Planning Commission Chair (who led the presentation) told commissioners and residents the draft plan — prepared with consultant Gresham Smith — "does not have the power to change a single parcel" or a zoning regulation and that any zoning change would require a county commission resolution and public hearings. He repeatedly urged the audience to use the appendix and the plan’s maps to guide local decisions and said the plan’s purpose is to guide decisions about where growth, infrastructure and services should be focused.

Why it matters: The session centered on a consultant-suggested description of rural "low-density" areas as in a 3–15 acre range, wording that many residents interpreted as a move to downzone and restrict landowners’ ability to divide property. That misunderstanding — and the potential legal and fiscal consequences of setting minimum lot sizes by map — dominated public comment and commissioner discussion in the two-hour meeting.

What officials said: The chair explained the consultant's 3–15 acre figure was offered as a sample range to describe "low density," not as a fixed minimum that would automatically alter parcel zoning. "If the land use plan passes... it does not change a single parcel that is zoned," he said, adding that any new minimum lot-size would still require a resolution brought to the county commission, a public hearing, and a second hearing before a vote.

What residents asked: Multiple residents and commissioners pressed for clarity on how the 3–15 suggestion would be implemented, whether it would be uniform across the county, and whether owners already holding small parcels would be grandfathered. One resident warned the county could face legal exposure, saying a broad downzoning without compensation could prompt takings claims. Others asked who would pay for infrastructure such as wider roads or sewers if denser development were allowed in the planned growth area.
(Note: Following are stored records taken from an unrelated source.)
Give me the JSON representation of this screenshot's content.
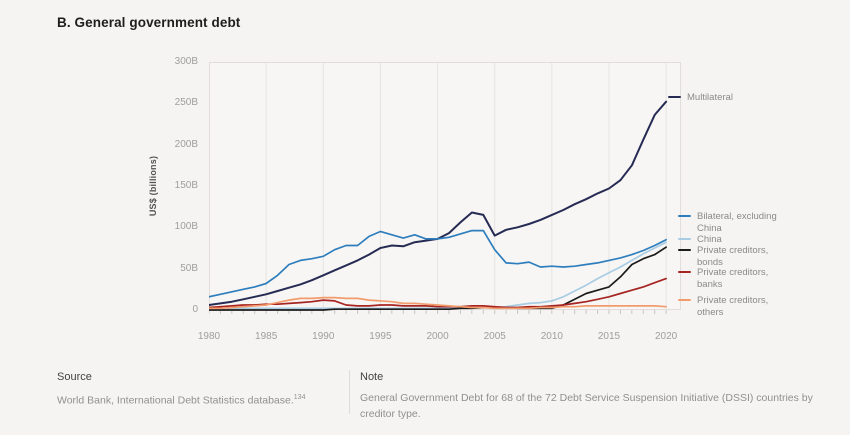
{
  "title": "B. General government debt",
  "chart_data": {
    "type": "line",
    "title": "B. General government debt",
    "xlabel": "",
    "ylabel": "US$ (billions)",
    "xlim": [
      1980,
      2020
    ],
    "ylim": [
      0,
      300
    ],
    "grid": "vertical-only",
    "legend_position": "right-of-lines",
    "x_ticks": [
      1980,
      1985,
      1990,
      1995,
      2000,
      2005,
      2010,
      2015,
      2020
    ],
    "y_ticks": [
      {
        "value": 0,
        "label": "0"
      },
      {
        "value": 50,
        "label": "50B"
      },
      {
        "value": 100,
        "label": "100B"
      },
      {
        "value": 150,
        "label": "150B"
      },
      {
        "value": 200,
        "label": "200B"
      },
      {
        "value": 250,
        "label": "250B"
      },
      {
        "value": 300,
        "label": "300B"
      }
    ],
    "years": [
      1980,
      1981,
      1982,
      1983,
      1984,
      1985,
      1986,
      1987,
      1988,
      1989,
      1990,
      1991,
      1992,
      1993,
      1994,
      1995,
      1996,
      1997,
      1998,
      1999,
      2000,
      2001,
      2002,
      2003,
      2004,
      2005,
      2006,
      2007,
      2008,
      2009,
      2010,
      2011,
      2012,
      2013,
      2014,
      2015,
      2016,
      2017,
      2018,
      2019,
      2020
    ],
    "series": [
      {
        "id": "multilateral",
        "name": "Multilateral",
        "color": "#262b54",
        "values": [
          6,
          8,
          10,
          13,
          16,
          19,
          23,
          27,
          31,
          36,
          42,
          48,
          54,
          60,
          67,
          75,
          78,
          77,
          82,
          84,
          86,
          93,
          106,
          118,
          115,
          90,
          97,
          100,
          104,
          109,
          115,
          121,
          128,
          134,
          141,
          147,
          157,
          175,
          206,
          236,
          252
        ]
      },
      {
        "id": "bilateral",
        "name": "Bilateral, excluding\nChina",
        "color": "#2e7ebd",
        "values": [
          16,
          19,
          22,
          25,
          28,
          32,
          42,
          55,
          60,
          62,
          65,
          73,
          78,
          78,
          89,
          95,
          91,
          87,
          91,
          86,
          86,
          88,
          92,
          96,
          96,
          73,
          57,
          56,
          58,
          52,
          53,
          52,
          53,
          55,
          57,
          60,
          63,
          67,
          72,
          78,
          85
        ]
      },
      {
        "id": "china",
        "name": "China",
        "color": "#a8cce3",
        "values": [
          2,
          2,
          2,
          2,
          2,
          2,
          2,
          2,
          2,
          2,
          2,
          2,
          2,
          2,
          2,
          2,
          2,
          2,
          2,
          2,
          2,
          2,
          2,
          3,
          3,
          3,
          4,
          6,
          8,
          9,
          11,
          16,
          23,
          30,
          38,
          45,
          52,
          60,
          68,
          75,
          82
        ]
      },
      {
        "id": "bonds",
        "name": "Private creditors,\nbonds",
        "color": "#1b1b1b",
        "values": [
          0,
          0,
          0,
          0,
          0,
          0,
          0,
          0,
          0,
          0,
          0,
          1,
          1,
          1,
          1,
          1,
          1,
          1,
          1,
          1,
          1,
          1,
          2,
          2,
          3,
          3,
          3,
          2,
          2,
          2,
          2,
          6,
          13,
          20,
          24,
          28,
          40,
          55,
          62,
          67,
          76
        ]
      },
      {
        "id": "banks",
        "name": "Private creditors,\nbanks",
        "color": "#a62421",
        "values": [
          3,
          4,
          5,
          6,
          6,
          7,
          7,
          8,
          9,
          10,
          12,
          11,
          6,
          5,
          5,
          6,
          6,
          5,
          5,
          5,
          4,
          4,
          4,
          5,
          5,
          4,
          3,
          3,
          4,
          4,
          5,
          6,
          8,
          10,
          13,
          16,
          20,
          24,
          28,
          33,
          38
        ]
      },
      {
        "id": "others",
        "name": "Private creditors,\nothers",
        "color": "#f29c6d",
        "values": [
          2,
          2,
          3,
          4,
          5,
          6,
          9,
          12,
          14,
          14,
          15,
          15,
          14,
          14,
          12,
          11,
          10,
          8,
          8,
          7,
          6,
          5,
          4,
          3,
          3,
          2,
          2,
          2,
          2,
          3,
          3,
          4,
          4,
          5,
          5,
          5,
          5,
          5,
          5,
          5,
          4
        ]
      }
    ]
  },
  "footer": {
    "source_heading": "Source",
    "source_text": "World Bank, International Debt Statistics database.",
    "source_footnote": "134",
    "note_heading": "Note",
    "note_text": "General Government Debt for 68 of the 72 Debt Service Suspension Initiative (DSSI) countries by creditor type."
  }
}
Numbers and context: Commissioners noted the county’s existing A-1 agricultural zoning currently allows minimum lot sizes of 1 acre unless smaller lots are already grandfathered; an R-1 residential zone was described as 30,000 square feet for lot size. One commissioner estimated that the draft plan’s growth area would cover roughly a quarter of the county (he cited a rough increase from about 8% in the older plan to approximately 26% under the new map, excluding Centerville).
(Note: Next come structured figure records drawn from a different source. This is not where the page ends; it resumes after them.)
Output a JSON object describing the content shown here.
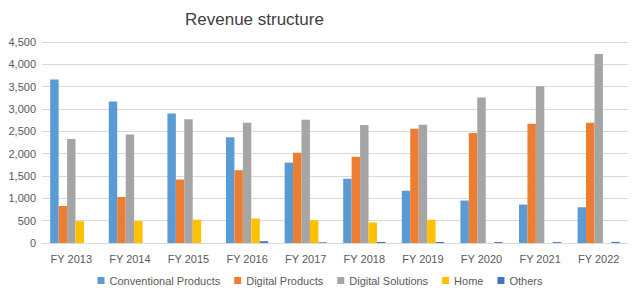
{
  "chart_data": {
    "type": "bar",
    "title": "Revenue structure",
    "categories": [
      "FY 2013",
      "FY 2014",
      "FY 2015",
      "FY 2016",
      "FY 2017",
      "FY 2018",
      "FY 2019",
      "FY 2020",
      "FY 2021",
      "FY 2022"
    ],
    "series": [
      {
        "name": "Conventional Products",
        "color": "#5b9bd5",
        "values": [
          3660,
          3170,
          2900,
          2370,
          1800,
          1440,
          1170,
          950,
          860,
          800
        ]
      },
      {
        "name": "Digital Products",
        "color": "#ed7d31",
        "values": [
          830,
          1030,
          1420,
          1630,
          2020,
          1930,
          2560,
          2460,
          2670,
          2690
        ]
      },
      {
        "name": "Digital Solutions",
        "color": "#a5a5a5",
        "values": [
          2330,
          2430,
          2770,
          2690,
          2760,
          2640,
          2650,
          3260,
          3510,
          4230
        ]
      },
      {
        "name": "Home",
        "color": "#ffc000",
        "values": [
          490,
          490,
          520,
          550,
          510,
          460,
          520,
          null,
          null,
          null
        ]
      },
      {
        "name": "Others",
        "color": "#4472c4",
        "values": [
          null,
          null,
          null,
          40,
          15,
          20,
          20,
          20,
          20,
          25
        ]
      }
    ],
    "ylim": [
      0,
      4500
    ],
    "yticks": [
      0,
      500,
      1000,
      1500,
      2000,
      2500,
      3000,
      3500,
      4000,
      4500
    ],
    "grid": true,
    "legend": "bottom"
  }
}
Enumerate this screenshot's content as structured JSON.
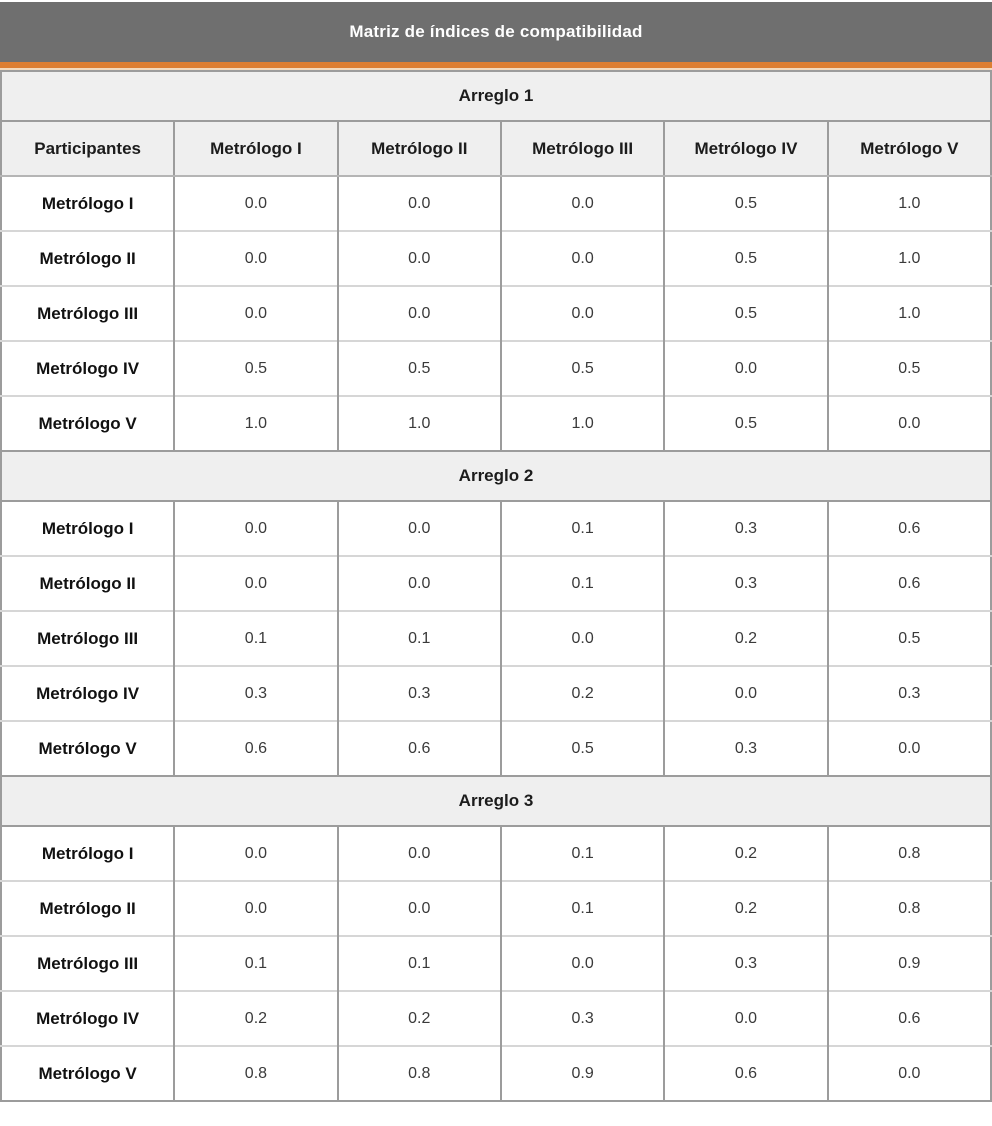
{
  "title": "Matriz de índices de compatibilidad",
  "colors": {
    "title_bar_bg": "#6f6f6f",
    "title_text": "#ffffff",
    "accent_orange": "#dd7e32",
    "section_band_bg": "#efefef",
    "grid_dark": "#9c9c9c",
    "grid_light": "#d6d6d6"
  },
  "table": {
    "column_headers": [
      "Participantes",
      "Metrólogo I",
      "Metrólogo II",
      "Metrólogo III",
      "Metrólogo IV",
      "Metrólogo V"
    ],
    "sections": [
      {
        "label": "Arreglo 1",
        "rows": [
          {
            "label": "Metrólogo I",
            "values": [
              "0.0",
              "0.0",
              "0.0",
              "0.5",
              "1.0"
            ]
          },
          {
            "label": "Metrólogo II",
            "values": [
              "0.0",
              "0.0",
              "0.0",
              "0.5",
              "1.0"
            ]
          },
          {
            "label": "Metrólogo III",
            "values": [
              "0.0",
              "0.0",
              "0.0",
              "0.5",
              "1.0"
            ]
          },
          {
            "label": "Metrólogo IV",
            "values": [
              "0.5",
              "0.5",
              "0.5",
              "0.0",
              "0.5"
            ]
          },
          {
            "label": "Metrólogo V",
            "values": [
              "1.0",
              "1.0",
              "1.0",
              "0.5",
              "0.0"
            ]
          }
        ]
      },
      {
        "label": "Arreglo 2",
        "rows": [
          {
            "label": "Metrólogo I",
            "values": [
              "0.0",
              "0.0",
              "0.1",
              "0.3",
              "0.6"
            ]
          },
          {
            "label": "Metrólogo II",
            "values": [
              "0.0",
              "0.0",
              "0.1",
              "0.3",
              "0.6"
            ]
          },
          {
            "label": "Metrólogo III",
            "values": [
              "0.1",
              "0.1",
              "0.0",
              "0.2",
              "0.5"
            ]
          },
          {
            "label": "Metrólogo IV",
            "values": [
              "0.3",
              "0.3",
              "0.2",
              "0.0",
              "0.3"
            ]
          },
          {
            "label": "Metrólogo V",
            "values": [
              "0.6",
              "0.6",
              "0.5",
              "0.3",
              "0.0"
            ]
          }
        ]
      },
      {
        "label": "Arreglo 3",
        "rows": [
          {
            "label": "Metrólogo I",
            "values": [
              "0.0",
              "0.0",
              "0.1",
              "0.2",
              "0.8"
            ]
          },
          {
            "label": "Metrólogo II",
            "values": [
              "0.0",
              "0.0",
              "0.1",
              "0.2",
              "0.8"
            ]
          },
          {
            "label": "Metrólogo III",
            "values": [
              "0.1",
              "0.1",
              "0.0",
              "0.3",
              "0.9"
            ]
          },
          {
            "label": "Metrólogo IV",
            "values": [
              "0.2",
              "0.2",
              "0.3",
              "0.0",
              "0.6"
            ]
          },
          {
            "label": "Metrólogo V",
            "values": [
              "0.8",
              "0.8",
              "0.9",
              "0.6",
              "0.0"
            ]
          }
        ]
      }
    ]
  }
}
Next steps: The commission confirmed the plan is scheduled for a formal county commission vote at 6:00 p.m. on Monday. The chair and several commissioners said they will consider amendments before then — including proposals to remove numeric ranges from the plan’s description of low-density areas — and reminded residents that public comment will be accepted at the county meeting. Several speakers urged postponing the vote to allow further community input and legal review.
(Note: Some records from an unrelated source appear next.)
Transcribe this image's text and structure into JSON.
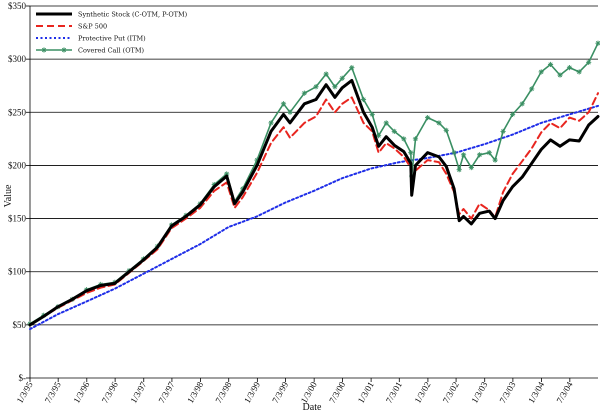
{
  "chart_data": {
    "type": "line",
    "title": "",
    "xlabel": "Date",
    "ylabel": "Value",
    "ylim": [
      0,
      350
    ],
    "y_ticks": [
      0,
      50,
      100,
      150,
      200,
      250,
      300,
      350
    ],
    "y_tick_labels": [
      "$-",
      "$50",
      "$100",
      "$150",
      "$200",
      "$250",
      "$300",
      "$350"
    ],
    "x_range": [
      "1995-01-03",
      "2004-12-31"
    ],
    "x_tick_labels": [
      "1/3/95",
      "7/3/95",
      "1/3/96",
      "7/3/96",
      "1/3/97",
      "7/3/97",
      "1/3/98",
      "7/3/98",
      "1/3/99",
      "7/3/99",
      "1/3/00",
      "7/3/00",
      "1/3/01",
      "7/3/01",
      "1/3/02",
      "7/3/02",
      "1/3/03",
      "7/3/03",
      "1/3/04",
      "7/3/04"
    ],
    "x_tick_dates": [
      "1995-01-03",
      "1995-07-03",
      "1996-01-03",
      "1996-07-03",
      "1997-01-03",
      "1997-07-03",
      "1998-01-03",
      "1998-07-03",
      "1999-01-03",
      "1999-07-03",
      "2000-01-03",
      "2000-07-03",
      "2001-01-03",
      "2001-07-03",
      "2002-01-03",
      "2002-07-03",
      "2003-01-03",
      "2003-07-03",
      "2004-01-03",
      "2004-07-03"
    ],
    "grid": "horizontal",
    "legend_placement": "top-left",
    "series": [
      {
        "name": "Synthetic Stock (C-OTM, P-OTM)",
        "color": "#000000",
        "style": "solid-thick",
        "points": [
          [
            "1995-01-03",
            50
          ],
          [
            "1995-04-01",
            58
          ],
          [
            "1995-07-01",
            67
          ],
          [
            "1995-10-01",
            74
          ],
          [
            "1996-01-01",
            82
          ],
          [
            "1996-04-01",
            87
          ],
          [
            "1996-07-01",
            89
          ],
          [
            "1996-10-01",
            100
          ],
          [
            "1997-01-01",
            111
          ],
          [
            "1997-04-01",
            123
          ],
          [
            "1997-07-01",
            143
          ],
          [
            "1997-10-01",
            152
          ],
          [
            "1998-01-01",
            163
          ],
          [
            "1998-04-01",
            180
          ],
          [
            "1998-06-20",
            190
          ],
          [
            "1998-08-10",
            164
          ],
          [
            "1998-10-01",
            175
          ],
          [
            "1999-01-01",
            200
          ],
          [
            "1999-04-01",
            232
          ],
          [
            "1999-06-20",
            248
          ],
          [
            "1999-08-01",
            240
          ],
          [
            "1999-11-01",
            258
          ],
          [
            "2000-01-15",
            262
          ],
          [
            "2000-03-20",
            276
          ],
          [
            "2000-05-15",
            264
          ],
          [
            "2000-07-01",
            273
          ],
          [
            "2000-09-01",
            280
          ],
          [
            "2000-11-15",
            250
          ],
          [
            "2001-01-10",
            236
          ],
          [
            "2001-02-20",
            218
          ],
          [
            "2001-04-10",
            227
          ],
          [
            "2001-06-01",
            219
          ],
          [
            "2001-08-01",
            213
          ],
          [
            "2001-09-15",
            202
          ],
          [
            "2001-09-21",
            172
          ],
          [
            "2001-10-15",
            200
          ],
          [
            "2002-01-01",
            212
          ],
          [
            "2002-03-15",
            208
          ],
          [
            "2002-05-01",
            199
          ],
          [
            "2002-06-20",
            178
          ],
          [
            "2002-07-23",
            148
          ],
          [
            "2002-08-20",
            152
          ],
          [
            "2002-10-09",
            145
          ],
          [
            "2002-12-01",
            155
          ],
          [
            "2003-02-01",
            157
          ],
          [
            "2003-03-11",
            150
          ],
          [
            "2003-05-01",
            167
          ],
          [
            "2003-07-01",
            180
          ],
          [
            "2003-09-01",
            189
          ],
          [
            "2003-11-01",
            202
          ],
          [
            "2004-01-01",
            215
          ],
          [
            "2004-03-01",
            224
          ],
          [
            "2004-05-01",
            218
          ],
          [
            "2004-07-01",
            224
          ],
          [
            "2004-09-01",
            223
          ],
          [
            "2004-11-01",
            238
          ],
          [
            "2004-12-31",
            246
          ]
        ]
      },
      {
        "name": "S&P 500",
        "color": "#e8251f",
        "style": "dashed",
        "points": [
          [
            "1995-01-03",
            50
          ],
          [
            "1995-04-01",
            58
          ],
          [
            "1995-07-01",
            66
          ],
          [
            "1995-10-01",
            73
          ],
          [
            "1996-01-01",
            80
          ],
          [
            "1996-04-01",
            85
          ],
          [
            "1996-07-01",
            88
          ],
          [
            "1996-10-01",
            99
          ],
          [
            "1997-01-01",
            110
          ],
          [
            "1997-04-01",
            121
          ],
          [
            "1997-07-01",
            141
          ],
          [
            "1997-10-01",
            150
          ],
          [
            "1998-01-01",
            160
          ],
          [
            "1998-04-01",
            176
          ],
          [
            "1998-06-20",
            184
          ],
          [
            "1998-08-10",
            160
          ],
          [
            "1998-10-01",
            170
          ],
          [
            "1999-01-01",
            193
          ],
          [
            "1999-04-01",
            221
          ],
          [
            "1999-06-20",
            236
          ],
          [
            "1999-08-01",
            226
          ],
          [
            "1999-11-01",
            240
          ],
          [
            "2000-01-15",
            246
          ],
          [
            "2000-03-20",
            262
          ],
          [
            "2000-05-15",
            250
          ],
          [
            "2000-07-01",
            258
          ],
          [
            "2000-09-01",
            264
          ],
          [
            "2000-11-15",
            240
          ],
          [
            "2001-01-10",
            232
          ],
          [
            "2001-02-20",
            212
          ],
          [
            "2001-04-10",
            221
          ],
          [
            "2001-06-01",
            216
          ],
          [
            "2001-08-01",
            208
          ],
          [
            "2001-09-15",
            198
          ],
          [
            "2001-09-21",
            182
          ],
          [
            "2001-10-15",
            195
          ],
          [
            "2002-01-01",
            205
          ],
          [
            "2002-03-15",
            203
          ],
          [
            "2002-05-01",
            192
          ],
          [
            "2002-06-20",
            175
          ],
          [
            "2002-07-23",
            154
          ],
          [
            "2002-08-20",
            159
          ],
          [
            "2002-10-09",
            150
          ],
          [
            "2002-12-01",
            164
          ],
          [
            "2003-02-01",
            158
          ],
          [
            "2003-03-11",
            151
          ],
          [
            "2003-05-01",
            175
          ],
          [
            "2003-07-01",
            192
          ],
          [
            "2003-09-01",
            204
          ],
          [
            "2003-11-01",
            216
          ],
          [
            "2004-01-01",
            231
          ],
          [
            "2004-03-01",
            240
          ],
          [
            "2004-05-01",
            235
          ],
          [
            "2004-07-01",
            245
          ],
          [
            "2004-09-01",
            242
          ],
          [
            "2004-11-01",
            250
          ],
          [
            "2004-12-31",
            268
          ]
        ]
      },
      {
        "name": "Protective Put (ITM)",
        "color": "#1f2ee8",
        "style": "dotted",
        "points": [
          [
            "1995-01-03",
            46
          ],
          [
            "1995-07-01",
            60
          ],
          [
            "1996-01-01",
            72
          ],
          [
            "1996-07-01",
            84
          ],
          [
            "1997-01-01",
            98
          ],
          [
            "1997-07-01",
            112
          ],
          [
            "1998-01-01",
            126
          ],
          [
            "1998-07-01",
            142
          ],
          [
            "1999-01-01",
            152
          ],
          [
            "1999-07-01",
            165
          ],
          [
            "2000-01-01",
            176
          ],
          [
            "2000-07-01",
            188
          ],
          [
            "2001-01-01",
            197
          ],
          [
            "2001-07-01",
            203
          ],
          [
            "2002-01-01",
            207
          ],
          [
            "2002-07-01",
            212
          ],
          [
            "2003-01-01",
            220
          ],
          [
            "2003-07-01",
            229
          ],
          [
            "2004-01-01",
            240
          ],
          [
            "2004-07-01",
            248
          ],
          [
            "2004-12-31",
            256
          ]
        ]
      },
      {
        "name": "Covered Call (OTM)",
        "color": "#3a8f63",
        "style": "solid-star",
        "points": [
          [
            "1995-01-03",
            51
          ],
          [
            "1995-04-01",
            59
          ],
          [
            "1995-07-01",
            67
          ],
          [
            "1995-10-01",
            74
          ],
          [
            "1996-01-01",
            83
          ],
          [
            "1996-04-01",
            88
          ],
          [
            "1996-07-01",
            90
          ],
          [
            "1996-10-01",
            101
          ],
          [
            "1997-01-01",
            112
          ],
          [
            "1997-04-01",
            124
          ],
          [
            "1997-07-01",
            144
          ],
          [
            "1997-10-01",
            153
          ],
          [
            "1998-01-01",
            164
          ],
          [
            "1998-04-01",
            182
          ],
          [
            "1998-06-20",
            192
          ],
          [
            "1998-08-10",
            166
          ],
          [
            "1998-10-01",
            178
          ],
          [
            "1999-01-01",
            205
          ],
          [
            "1999-04-01",
            240
          ],
          [
            "1999-06-20",
            258
          ],
          [
            "1999-08-01",
            250
          ],
          [
            "1999-11-01",
            268
          ],
          [
            "2000-01-15",
            274
          ],
          [
            "2000-03-20",
            286
          ],
          [
            "2000-05-15",
            274
          ],
          [
            "2000-07-01",
            282
          ],
          [
            "2000-09-01",
            292
          ],
          [
            "2000-11-15",
            262
          ],
          [
            "2001-01-10",
            248
          ],
          [
            "2001-02-20",
            228
          ],
          [
            "2001-04-10",
            240
          ],
          [
            "2001-06-01",
            232
          ],
          [
            "2001-08-01",
            225
          ],
          [
            "2001-09-15",
            212
          ],
          [
            "2001-09-21",
            190
          ],
          [
            "2001-10-15",
            225
          ],
          [
            "2002-01-01",
            245
          ],
          [
            "2002-03-15",
            240
          ],
          [
            "2002-05-01",
            233
          ],
          [
            "2002-06-20",
            212
          ],
          [
            "2002-07-23",
            196
          ],
          [
            "2002-08-20",
            210
          ],
          [
            "2002-10-09",
            198
          ],
          [
            "2002-12-01",
            210
          ],
          [
            "2003-02-01",
            212
          ],
          [
            "2003-03-11",
            205
          ],
          [
            "2003-05-01",
            232
          ],
          [
            "2003-07-01",
            248
          ],
          [
            "2003-09-01",
            258
          ],
          [
            "2003-11-01",
            272
          ],
          [
            "2004-01-01",
            288
          ],
          [
            "2004-03-01",
            295
          ],
          [
            "2004-05-01",
            285
          ],
          [
            "2004-07-01",
            292
          ],
          [
            "2004-09-01",
            288
          ],
          [
            "2004-11-01",
            297
          ],
          [
            "2004-12-31",
            315
          ]
        ]
      }
    ]
  }
}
What remains unresolved: The session closed with continuing disagreement over whether to keep consultant-recommended numeric ranges in the plan, how to define a uniform minimum lot size (if any), the scope of grandfathering for existing lots, and how infrastructure costs should be allocated between developers, grant programs and county taxpayers. Commissioners and the planning commission said these issues will be addressed in follow-on planning-and-zoning work, and that any binding code changes would require later formal resolutions and hearings.